L’annonce a été faite par la présidence angolaise à l’issue d’une rencontre de haut niveau tenue lundi à Luanda, en présidence du président angolais João Lourenço, son homologue congolais Félix-Antoine Tshisekedi Tshilombo, le président togolais Faure Gnassingbé, médiateur désigné par l’Union africaine (UA), ainsi que l’ancien président nigérian Olusegun Obasanjo, représentant des anciens chefs d’État mandatés par l’UA comme facilitateurs du processus de paix en RDC.

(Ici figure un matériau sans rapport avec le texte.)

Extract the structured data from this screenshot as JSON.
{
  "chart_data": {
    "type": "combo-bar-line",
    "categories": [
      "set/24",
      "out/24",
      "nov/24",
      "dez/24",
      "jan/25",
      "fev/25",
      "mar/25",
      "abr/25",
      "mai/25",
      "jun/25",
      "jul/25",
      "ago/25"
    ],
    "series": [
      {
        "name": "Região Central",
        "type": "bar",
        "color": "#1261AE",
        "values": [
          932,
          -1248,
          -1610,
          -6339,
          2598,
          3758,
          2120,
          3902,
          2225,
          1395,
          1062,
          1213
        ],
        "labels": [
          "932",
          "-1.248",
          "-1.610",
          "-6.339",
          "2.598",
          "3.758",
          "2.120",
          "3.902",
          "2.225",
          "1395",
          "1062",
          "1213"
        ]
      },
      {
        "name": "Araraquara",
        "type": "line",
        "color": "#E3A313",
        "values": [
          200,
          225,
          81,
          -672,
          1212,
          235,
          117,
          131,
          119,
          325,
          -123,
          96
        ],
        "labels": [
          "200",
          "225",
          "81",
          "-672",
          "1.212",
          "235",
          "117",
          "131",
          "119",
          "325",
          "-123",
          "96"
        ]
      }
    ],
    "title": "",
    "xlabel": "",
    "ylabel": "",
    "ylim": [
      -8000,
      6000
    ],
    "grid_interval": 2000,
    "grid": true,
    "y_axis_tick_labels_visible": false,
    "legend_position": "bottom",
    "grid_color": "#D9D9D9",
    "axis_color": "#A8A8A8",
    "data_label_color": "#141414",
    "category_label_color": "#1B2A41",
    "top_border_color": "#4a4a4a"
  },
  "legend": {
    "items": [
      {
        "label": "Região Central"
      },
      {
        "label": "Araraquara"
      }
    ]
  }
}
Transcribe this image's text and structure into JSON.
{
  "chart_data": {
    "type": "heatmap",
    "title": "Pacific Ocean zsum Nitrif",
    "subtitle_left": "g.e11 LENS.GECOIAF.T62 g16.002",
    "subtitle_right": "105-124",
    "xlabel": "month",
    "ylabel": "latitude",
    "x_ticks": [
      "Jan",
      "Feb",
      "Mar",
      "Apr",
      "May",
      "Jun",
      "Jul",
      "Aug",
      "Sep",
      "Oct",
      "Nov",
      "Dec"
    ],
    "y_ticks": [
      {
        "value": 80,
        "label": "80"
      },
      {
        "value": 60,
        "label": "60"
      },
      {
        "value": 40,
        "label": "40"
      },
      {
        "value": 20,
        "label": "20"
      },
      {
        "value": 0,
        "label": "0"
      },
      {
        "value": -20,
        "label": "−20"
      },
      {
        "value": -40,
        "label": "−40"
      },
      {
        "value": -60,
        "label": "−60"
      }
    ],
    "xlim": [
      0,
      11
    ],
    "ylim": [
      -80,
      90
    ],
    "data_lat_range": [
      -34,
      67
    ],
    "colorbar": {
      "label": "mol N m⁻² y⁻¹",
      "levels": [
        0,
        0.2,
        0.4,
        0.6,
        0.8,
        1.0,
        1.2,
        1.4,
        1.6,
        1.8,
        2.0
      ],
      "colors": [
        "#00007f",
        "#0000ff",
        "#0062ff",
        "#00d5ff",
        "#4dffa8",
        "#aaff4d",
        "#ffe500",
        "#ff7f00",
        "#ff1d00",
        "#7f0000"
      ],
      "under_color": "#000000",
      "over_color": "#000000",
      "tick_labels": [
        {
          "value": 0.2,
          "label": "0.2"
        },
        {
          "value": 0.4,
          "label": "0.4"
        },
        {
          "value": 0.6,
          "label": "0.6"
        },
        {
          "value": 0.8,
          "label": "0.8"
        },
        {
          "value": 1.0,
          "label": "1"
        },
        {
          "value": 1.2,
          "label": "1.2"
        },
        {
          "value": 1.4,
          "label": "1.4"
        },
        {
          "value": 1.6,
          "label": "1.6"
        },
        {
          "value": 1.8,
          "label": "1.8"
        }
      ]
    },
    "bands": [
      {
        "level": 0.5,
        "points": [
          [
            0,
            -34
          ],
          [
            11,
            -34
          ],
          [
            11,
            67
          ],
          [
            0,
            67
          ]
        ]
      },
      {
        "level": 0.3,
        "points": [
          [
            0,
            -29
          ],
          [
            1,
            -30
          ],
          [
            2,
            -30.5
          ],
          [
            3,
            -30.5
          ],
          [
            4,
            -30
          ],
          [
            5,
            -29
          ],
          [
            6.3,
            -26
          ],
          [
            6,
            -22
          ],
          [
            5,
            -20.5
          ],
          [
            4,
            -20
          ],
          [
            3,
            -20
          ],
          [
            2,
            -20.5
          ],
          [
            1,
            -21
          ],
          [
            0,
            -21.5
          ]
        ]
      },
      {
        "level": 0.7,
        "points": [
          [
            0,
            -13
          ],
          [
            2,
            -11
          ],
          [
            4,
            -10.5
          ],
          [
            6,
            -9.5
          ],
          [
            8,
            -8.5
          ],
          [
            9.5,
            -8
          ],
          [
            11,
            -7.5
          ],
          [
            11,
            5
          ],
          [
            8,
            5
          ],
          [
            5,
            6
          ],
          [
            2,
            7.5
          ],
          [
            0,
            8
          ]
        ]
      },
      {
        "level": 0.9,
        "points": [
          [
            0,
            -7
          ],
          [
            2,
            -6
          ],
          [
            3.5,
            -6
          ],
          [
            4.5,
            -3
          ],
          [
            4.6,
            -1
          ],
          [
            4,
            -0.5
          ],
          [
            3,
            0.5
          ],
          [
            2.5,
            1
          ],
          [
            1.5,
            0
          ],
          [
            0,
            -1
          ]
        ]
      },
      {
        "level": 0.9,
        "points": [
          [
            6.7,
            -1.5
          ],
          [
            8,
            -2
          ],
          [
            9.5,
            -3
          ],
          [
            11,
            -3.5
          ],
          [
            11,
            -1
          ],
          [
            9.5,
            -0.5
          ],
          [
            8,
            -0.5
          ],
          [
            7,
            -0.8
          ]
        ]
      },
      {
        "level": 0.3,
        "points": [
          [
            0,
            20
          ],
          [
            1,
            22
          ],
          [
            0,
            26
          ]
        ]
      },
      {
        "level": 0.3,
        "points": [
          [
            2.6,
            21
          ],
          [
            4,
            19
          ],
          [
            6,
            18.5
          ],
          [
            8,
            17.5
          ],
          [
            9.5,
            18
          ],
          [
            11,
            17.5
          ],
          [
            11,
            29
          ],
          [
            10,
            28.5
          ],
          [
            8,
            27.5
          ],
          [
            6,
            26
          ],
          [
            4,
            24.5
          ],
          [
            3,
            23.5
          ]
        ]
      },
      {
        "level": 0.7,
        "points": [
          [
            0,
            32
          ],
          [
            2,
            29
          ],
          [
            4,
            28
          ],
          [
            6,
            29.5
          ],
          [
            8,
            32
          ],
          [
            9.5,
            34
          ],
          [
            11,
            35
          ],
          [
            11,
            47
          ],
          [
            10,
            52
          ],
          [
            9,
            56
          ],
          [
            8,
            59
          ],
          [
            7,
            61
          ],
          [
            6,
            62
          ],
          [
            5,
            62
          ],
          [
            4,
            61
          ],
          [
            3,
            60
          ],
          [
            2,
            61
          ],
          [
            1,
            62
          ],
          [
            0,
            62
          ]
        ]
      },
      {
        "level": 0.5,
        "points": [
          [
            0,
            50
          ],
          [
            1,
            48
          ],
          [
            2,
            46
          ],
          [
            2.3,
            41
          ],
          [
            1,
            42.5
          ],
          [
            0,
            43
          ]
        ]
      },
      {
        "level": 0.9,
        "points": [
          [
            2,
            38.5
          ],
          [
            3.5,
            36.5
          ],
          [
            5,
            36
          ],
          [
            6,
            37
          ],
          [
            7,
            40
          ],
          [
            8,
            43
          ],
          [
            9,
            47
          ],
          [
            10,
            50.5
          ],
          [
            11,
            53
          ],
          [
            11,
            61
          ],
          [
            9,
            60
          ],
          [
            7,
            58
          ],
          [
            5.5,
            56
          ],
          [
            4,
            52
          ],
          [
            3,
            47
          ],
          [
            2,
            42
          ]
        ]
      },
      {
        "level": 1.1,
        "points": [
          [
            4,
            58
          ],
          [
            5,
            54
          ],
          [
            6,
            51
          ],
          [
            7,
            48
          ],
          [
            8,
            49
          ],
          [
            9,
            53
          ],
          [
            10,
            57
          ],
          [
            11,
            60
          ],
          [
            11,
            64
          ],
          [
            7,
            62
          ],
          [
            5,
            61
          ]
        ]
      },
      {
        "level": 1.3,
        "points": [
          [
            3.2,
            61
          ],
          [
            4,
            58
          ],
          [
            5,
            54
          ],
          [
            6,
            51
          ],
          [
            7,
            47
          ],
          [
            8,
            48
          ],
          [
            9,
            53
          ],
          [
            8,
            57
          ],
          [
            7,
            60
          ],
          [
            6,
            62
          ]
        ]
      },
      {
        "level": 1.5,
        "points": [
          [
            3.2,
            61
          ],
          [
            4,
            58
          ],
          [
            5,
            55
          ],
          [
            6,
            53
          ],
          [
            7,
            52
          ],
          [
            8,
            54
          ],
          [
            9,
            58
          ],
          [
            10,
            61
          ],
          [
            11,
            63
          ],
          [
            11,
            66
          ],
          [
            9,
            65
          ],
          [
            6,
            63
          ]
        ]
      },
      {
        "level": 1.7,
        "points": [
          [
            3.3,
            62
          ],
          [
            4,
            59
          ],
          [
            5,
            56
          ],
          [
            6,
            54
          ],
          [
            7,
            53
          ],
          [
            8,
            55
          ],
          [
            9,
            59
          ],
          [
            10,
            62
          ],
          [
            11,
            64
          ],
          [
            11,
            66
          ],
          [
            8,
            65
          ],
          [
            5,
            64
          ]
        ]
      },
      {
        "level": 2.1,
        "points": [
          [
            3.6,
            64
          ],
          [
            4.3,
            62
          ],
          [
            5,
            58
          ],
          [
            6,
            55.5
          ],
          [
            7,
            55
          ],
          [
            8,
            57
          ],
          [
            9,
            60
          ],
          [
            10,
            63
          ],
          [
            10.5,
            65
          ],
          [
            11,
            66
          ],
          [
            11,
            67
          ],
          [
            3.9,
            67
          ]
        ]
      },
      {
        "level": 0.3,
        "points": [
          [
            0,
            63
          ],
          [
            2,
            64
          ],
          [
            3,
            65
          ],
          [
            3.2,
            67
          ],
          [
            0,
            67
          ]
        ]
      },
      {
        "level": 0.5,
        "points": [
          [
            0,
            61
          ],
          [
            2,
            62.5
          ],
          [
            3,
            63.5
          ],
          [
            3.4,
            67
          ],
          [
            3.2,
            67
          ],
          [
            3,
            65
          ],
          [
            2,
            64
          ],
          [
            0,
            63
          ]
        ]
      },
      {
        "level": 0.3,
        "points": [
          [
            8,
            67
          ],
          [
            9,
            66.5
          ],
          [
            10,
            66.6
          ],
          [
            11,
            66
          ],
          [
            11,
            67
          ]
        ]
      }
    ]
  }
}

Selon Luanda, l’entrée en vigueur de ce cessez-le-feu reste toutefois conditionnée à une « déclaration publique d’acceptation » des parties concernées, à savoir le gouvernement congolais et l’AFC/M23, mouvement rebelle accusé par Kinshasa d’être soutenu par le Rwanda.
La présidence angolaise précise également que l’annonce du lancement de la phase préparatoire du dialogue intercongolais interviendra ultérieurement. Cette étape, qui devrait se tenir dans la capitale angolaise, est présentée comme un préalable à un dialogue politique plus large en vue d’une solution durable à la crise sécuritaire dans l’Est de la RDC.
Une série de cessez-le-feu déjà annoncés
Ce n’est pas la première tentative de trêve depuis la résurgence de la crise. En juillet 2024, Kinshasa et Kigali avaient convenu d’un cessez-le-feu après des discussions à Luanda.
En mars 2025, les présidents Félix-Antoine Tshisekedi Tshilombo et Paul Kagame, réunis à Doha sous la médiation de l’émir Tamim Bin Hamad Al Thani, avaient également pris l’engagement de décréter un nouveau cessez-le-feu, saluant au passage les avancées des processus de Luanda et de Nairobi.
Quelques mois plus tard, en août 2025, Kinshasa et l’AFC/M23 avaient signé un mécanisme de surveillance et de vérification du cessez-le-feu avec l’appui du Qatar.
Reste désormais à savoir si cette nouvelle initiative portée par l’Angola permettra d’aboutir à une désescalade durable sur le terrain.